Себ хотел бы выкинуть эти слова из головы, но не мог. Джоан ведь действительно хороший полицейский. Не то, чтобы он мог судить, но так считал Грег, а ему Себ верил, особенно в этом вопросе.
Её переезд в Плимут, если так посмотреть, дал им шанс быть вместе. Останься она в Лондоне – это было бы невозможно. Слишком частые встречи, слишком много времени она проводила бы у него дома. Слишком большой риск.
Джоан полулежала на нём, закрыв глаза, слегка улыбалась и была удивительно, даже непривычно красивой. Себ прослеживал взглядом линию ото лба, по переносице с небольшой горбинкой, круто вниз, к узким чётко очерченным губам, по ямочке на выпирающем подбородке, по шее, где сквозь светлую кожу виднелись голубые венки, между ключиц… Дальше можно было идти только по памяти – в реальности под ключицами начиналось одеяло. Но Себ и представить мог неплохо.
Почему она не занимается чем-то другим?
Если честно, представить себе Джоан вне полиции удавалось с трудом. Разве что в армии. В пожарной службе. Но полиция подходила ей больше всего – и Себ знал, что она любит свою работу.
«Знаешь, Джоан, я давно хотел тебе сказать, но никак не решался. Я работаю на криминального консультанта и время от времени по его заданиям убиваю людей».
Такое не расскажешь и не объяснишь.
Не Джоан.
Да никому, если уж на то пошло. Разве что человеку, который на одной с ним стороне закона.
Джоан никогда бы не приняла того, что спит с киллером.
– Басти… – позвала она хрипло, – скажи мне, что у меня профессиональная деформация и тяжёлая форма паранойи. Что я всё выдумала?
– Обязательно скажу, – пообещал Себ, – ты только объясни, что не так.
Она завозилась, выбралась из его объятий и ещё выше подтянула одеяло. Теперь из кокона торчала только голова.
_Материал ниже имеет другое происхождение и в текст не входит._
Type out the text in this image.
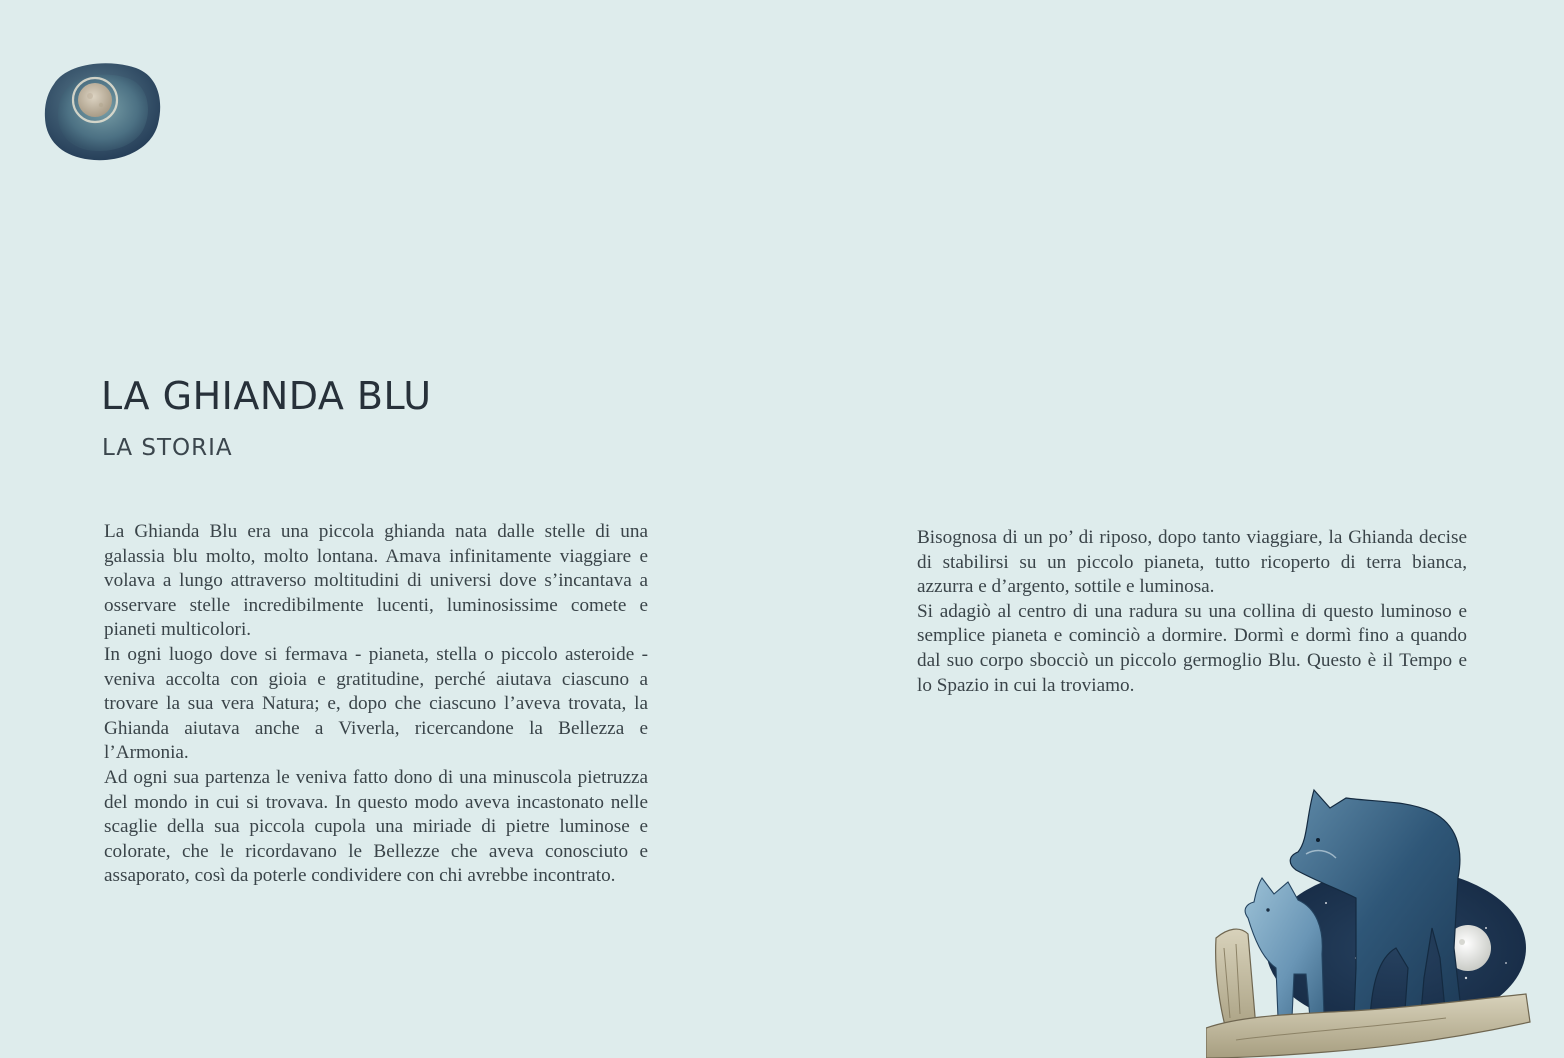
LA GHIANDA BLU
LA STORIA

La Ghianda Blu era una piccola ghianda nata dalle stelle di una galassia blu molto, molto lontana. Amava infinitamente viaggiare e volava a lungo attraverso moltitudini di universi dove s’incantava a osservare stelle incredibilmente lucenti, luminosissime comete e pianeti multicolori.

In ogni luogo dove si fermava - pianeta, stella o piccolo asteroide - veniva accolta con gioia e gratitudine, perché aiutava ciascuno a trovare la sua vera Natura; e, dopo che ciascuno l’aveva trovata, la Ghianda aiutava anche a Viverla, ricercandone la Bellezza e l’Armonia.

Ad ogni sua partenza le veniva fatto dono di una minuscola pietruzza del mondo in cui si trovava. In questo modo aveva incastonato nelle scaglie della sua piccola cupola una miriade di pietre luminose e colorate, che le ricordavano le Bellezze che aveva conosciuto e assaporato, così da poterle condividere con chi avrebbe incontrato.

Bisognosa di un po’ di riposo, dopo tanto viaggiare, la Ghianda decise di stabilirsi su un piccolo pianeta, tutto ricoperto di terra bianca, azzurra e d’argento, sottile e luminosa.

Si adagiò al centro di una radura su una collina di questo luminoso e semplice pianeta e cominciò a dormire. Dormì e dormì fino a quando dal suo corpo sbocciò un piccolo germoglio Blu. Questo è il Tempo e lo Spazio in cui la troviamo.
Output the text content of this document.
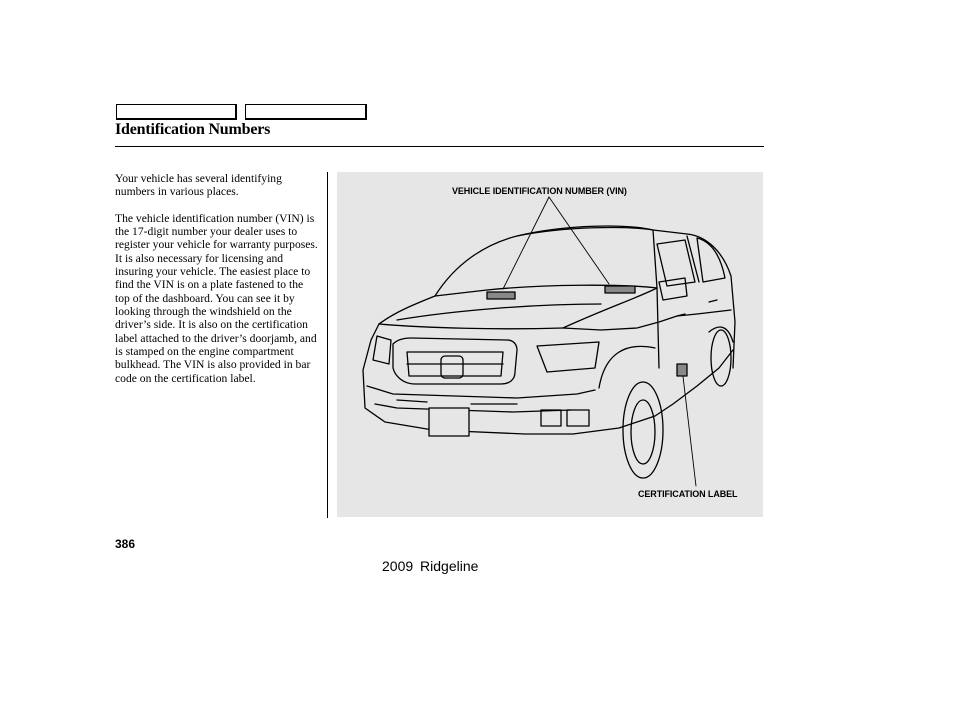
Identification Numbers

Your vehicle has several identifying numbers in various places.

The vehicle identification number (VIN) is the 17-digit number your dealer uses to register your vehicle for warranty purposes. It is also necessary for licensing and insuring your vehicle. The easiest place to find the VIN is on a plate fastened to the top of the dashboard. You can see it by looking through the windshield on the driver’s side. It is also on the certification label attached to the driver’s doorjamb, and is stamped on the engine compartment bulkhead. The VIN is also provided in bar code on the certification label.

VEHICLE IDENTIFICATION NUMBER (VIN)
CERTIFICATION LABEL
386
2009 Ridgeline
– Я не знаю, – жалобно призналась она.
Себ выдавил вымученную улыбку. Джоан опустила взгляд и сказала:
– Я действительно не знаю. Всё сходится отлично. Я знаю тебя. Я тебе верю. Но как будто что-то очень важное ускользает от моего внимания. Важная деталь. И эта мелочь всё портит.
Можно было бы рассмеяться ей в лицо. Объяснить, что это просто фантазии. Но у Себа не поворачивался язык. Он произнёс осторожно, подбирая слова и сам не будучи уверенным в том, что хочет сказать:
– Я могу ошибаться, но возможно… – пальцы сами собой вцепились в переносицу, но от этого легче говорить не стало, – тебя напрягало всегда и напрягает до сих пор моё военное прошлое. Я помню выражение твоего лица, когда мы с тобой обсуждали убийства.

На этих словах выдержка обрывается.